Vallaud-Belkacem, die sich bereits als reformfreudige Ministerin für Frauen und Familie viel Feind und viel Ehr gemacht hat, steht damit erneut im Kreuzfeuer der Kritik. Der konservative Lehrerverband Snalc wirft der 37-jährigen Sozialistin vor, mit einer Versetzungsgarantie in den höheren Klassen „ein Massaker“ anzurichten. Andere Lehrerorganisationen halten es zwar auch für wenig hilfreich, einem Schüler das ihn überfordernde Jahresprogramm ein zweites Mal vorzusetzen und seiner Selbstachtung bleibenden Schaden zuzufügen, zugleich warnen sie aber davor, auf das Instrument des Sitzenbleibens zu verzichten, ohne Alternativen zu haben.
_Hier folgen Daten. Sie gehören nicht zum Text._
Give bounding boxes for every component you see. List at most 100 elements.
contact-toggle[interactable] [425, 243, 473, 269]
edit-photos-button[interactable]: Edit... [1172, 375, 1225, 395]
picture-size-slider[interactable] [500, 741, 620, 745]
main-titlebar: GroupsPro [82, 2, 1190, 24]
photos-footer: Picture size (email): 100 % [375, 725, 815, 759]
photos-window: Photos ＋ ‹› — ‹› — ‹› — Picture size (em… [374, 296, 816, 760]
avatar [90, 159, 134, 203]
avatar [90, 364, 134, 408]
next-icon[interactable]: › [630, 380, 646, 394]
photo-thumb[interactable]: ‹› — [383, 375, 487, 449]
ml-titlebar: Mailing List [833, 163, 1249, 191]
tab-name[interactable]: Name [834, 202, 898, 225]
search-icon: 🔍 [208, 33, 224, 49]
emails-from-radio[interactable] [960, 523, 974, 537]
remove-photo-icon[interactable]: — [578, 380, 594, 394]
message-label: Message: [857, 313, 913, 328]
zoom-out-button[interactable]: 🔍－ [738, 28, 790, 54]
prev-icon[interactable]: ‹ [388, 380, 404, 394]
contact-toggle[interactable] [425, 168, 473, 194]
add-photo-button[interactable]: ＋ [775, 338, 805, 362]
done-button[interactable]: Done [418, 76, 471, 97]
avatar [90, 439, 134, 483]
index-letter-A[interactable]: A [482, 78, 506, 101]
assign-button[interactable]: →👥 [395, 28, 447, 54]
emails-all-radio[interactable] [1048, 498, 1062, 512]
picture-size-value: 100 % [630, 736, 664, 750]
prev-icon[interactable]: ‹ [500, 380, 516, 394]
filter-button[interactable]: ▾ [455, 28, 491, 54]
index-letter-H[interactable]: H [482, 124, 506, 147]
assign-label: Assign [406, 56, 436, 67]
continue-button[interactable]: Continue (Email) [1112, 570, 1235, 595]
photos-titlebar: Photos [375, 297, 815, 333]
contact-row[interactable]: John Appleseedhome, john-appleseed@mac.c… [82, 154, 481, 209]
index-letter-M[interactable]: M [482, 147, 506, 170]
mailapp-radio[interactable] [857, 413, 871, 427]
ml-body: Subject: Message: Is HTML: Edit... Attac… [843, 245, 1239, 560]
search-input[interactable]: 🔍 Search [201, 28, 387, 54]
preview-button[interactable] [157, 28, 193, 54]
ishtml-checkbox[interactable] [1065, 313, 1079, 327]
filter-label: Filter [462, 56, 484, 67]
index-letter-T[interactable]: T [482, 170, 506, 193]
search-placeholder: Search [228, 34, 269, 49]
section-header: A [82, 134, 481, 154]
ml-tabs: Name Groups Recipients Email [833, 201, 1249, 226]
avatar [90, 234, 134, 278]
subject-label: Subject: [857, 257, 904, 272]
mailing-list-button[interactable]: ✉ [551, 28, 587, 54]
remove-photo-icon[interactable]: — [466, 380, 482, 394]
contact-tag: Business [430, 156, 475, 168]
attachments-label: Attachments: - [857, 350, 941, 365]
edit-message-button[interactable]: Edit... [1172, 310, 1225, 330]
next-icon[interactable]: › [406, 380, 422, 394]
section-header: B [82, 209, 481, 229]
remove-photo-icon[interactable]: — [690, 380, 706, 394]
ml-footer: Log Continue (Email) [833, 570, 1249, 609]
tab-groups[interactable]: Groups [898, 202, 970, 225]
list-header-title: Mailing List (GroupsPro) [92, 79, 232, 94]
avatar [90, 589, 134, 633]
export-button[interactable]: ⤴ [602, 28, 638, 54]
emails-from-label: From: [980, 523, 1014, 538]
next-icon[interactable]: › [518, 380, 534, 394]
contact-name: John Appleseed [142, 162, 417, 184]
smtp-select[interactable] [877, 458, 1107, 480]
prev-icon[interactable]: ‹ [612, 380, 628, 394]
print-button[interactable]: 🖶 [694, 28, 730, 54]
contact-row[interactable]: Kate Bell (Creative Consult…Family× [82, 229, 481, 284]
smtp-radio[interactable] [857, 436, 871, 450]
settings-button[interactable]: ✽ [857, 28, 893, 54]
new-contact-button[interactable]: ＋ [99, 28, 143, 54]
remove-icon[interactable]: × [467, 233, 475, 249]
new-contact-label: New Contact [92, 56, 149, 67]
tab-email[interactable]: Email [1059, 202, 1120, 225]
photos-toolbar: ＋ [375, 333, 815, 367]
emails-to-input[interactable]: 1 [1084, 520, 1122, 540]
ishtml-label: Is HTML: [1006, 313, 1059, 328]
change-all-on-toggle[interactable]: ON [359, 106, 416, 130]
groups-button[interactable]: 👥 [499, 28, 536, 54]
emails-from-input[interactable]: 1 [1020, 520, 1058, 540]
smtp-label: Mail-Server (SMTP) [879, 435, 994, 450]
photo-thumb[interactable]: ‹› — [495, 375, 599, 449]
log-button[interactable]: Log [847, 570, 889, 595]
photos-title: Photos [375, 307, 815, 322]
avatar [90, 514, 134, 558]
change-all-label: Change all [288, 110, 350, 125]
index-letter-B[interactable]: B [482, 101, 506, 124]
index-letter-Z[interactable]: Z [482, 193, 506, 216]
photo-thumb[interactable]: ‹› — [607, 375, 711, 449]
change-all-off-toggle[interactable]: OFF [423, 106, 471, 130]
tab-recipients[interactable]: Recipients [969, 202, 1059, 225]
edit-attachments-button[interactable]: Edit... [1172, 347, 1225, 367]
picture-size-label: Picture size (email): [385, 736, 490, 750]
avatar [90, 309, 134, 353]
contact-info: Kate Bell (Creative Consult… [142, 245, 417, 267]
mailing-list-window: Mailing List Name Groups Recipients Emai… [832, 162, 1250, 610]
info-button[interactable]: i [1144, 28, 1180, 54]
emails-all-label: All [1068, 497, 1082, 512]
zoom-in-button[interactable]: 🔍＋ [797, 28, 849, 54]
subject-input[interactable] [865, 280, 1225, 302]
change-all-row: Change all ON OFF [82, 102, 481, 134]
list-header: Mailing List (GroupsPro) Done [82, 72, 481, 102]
Nun ist es nicht so, dass die Reformerin daran nicht gedacht hätte. Sie empfiehlt „auf den Schüler abgestellte individuelle Förderprogramme und pädagogische Begleitung“. Wie das bei Klassen von mehr als 30 Schülern zu leisten ist, sagt der Erlass nicht. So könnte es sein, dass dem Unterrichtstempo nicht gewachsene Schüler endgültig den Anschluss verlieren und vorzeitig von der Schule abgehen. Schon jetzt stehen in Frankreich jährlich 150 000 Jugendliche ohne Abschluss auf der Straße.